关键词:
effect modifier
individual participant data (IPD)
meta-analysis
subgroup effect
treatment-covariate interaction
摘要:
Precision medicine research often searches for treatment-covariate interactions, which refers to when a treatment effect (eg, measured as a mean difference, odds ratio, hazard ratio) changes across values of a participant-level covariate (eg, age, gender, biomarker). Single trials do not usually have sufficient power to detect genuine treatment-covariate interactions, which motivate the sharing of individual participant data (IPD) from multiple trials for meta-analysis. Here, we provide statistical recommendations for conducting and planning an IPD meta-analysis of randomized trials to examine treatment-covariate interactions. For conduct, two-stage and one-stage statistical models are described, and we recommend: (i) interactions should be estimated directly, and not by calculating differences in meta-analysis results for subgroups;(ii) interaction estimates should be based solely on within-study information;(iii) continuous covariates and outcomes should be analyzed on their continuous scale;(iv) nonlinear relationships should be examined for continuous covariates, using a multivariate meta-analysis of the trend (eg, using restricted cubic spline functions);and (v) translation of interactions into clinical practice is nontrivial, requiring individualized treatment effect prediction.
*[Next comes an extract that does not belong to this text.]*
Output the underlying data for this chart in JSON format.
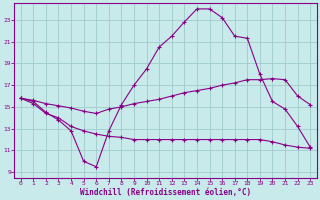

For planning, we describe first why the decision to initiate an IPD meta-analysis project should not be based on between-study heterogeneity in the overall treatment effect;and second, how to calculate the power of a potential IPD meta-analysis project in advance of IPD collection, conditional on characteristics (eg, number of participants, standard deviation of covariates) of the trials (potentially) promising their IPD. Real IPD meta-analysis projects are used for illustration throughout.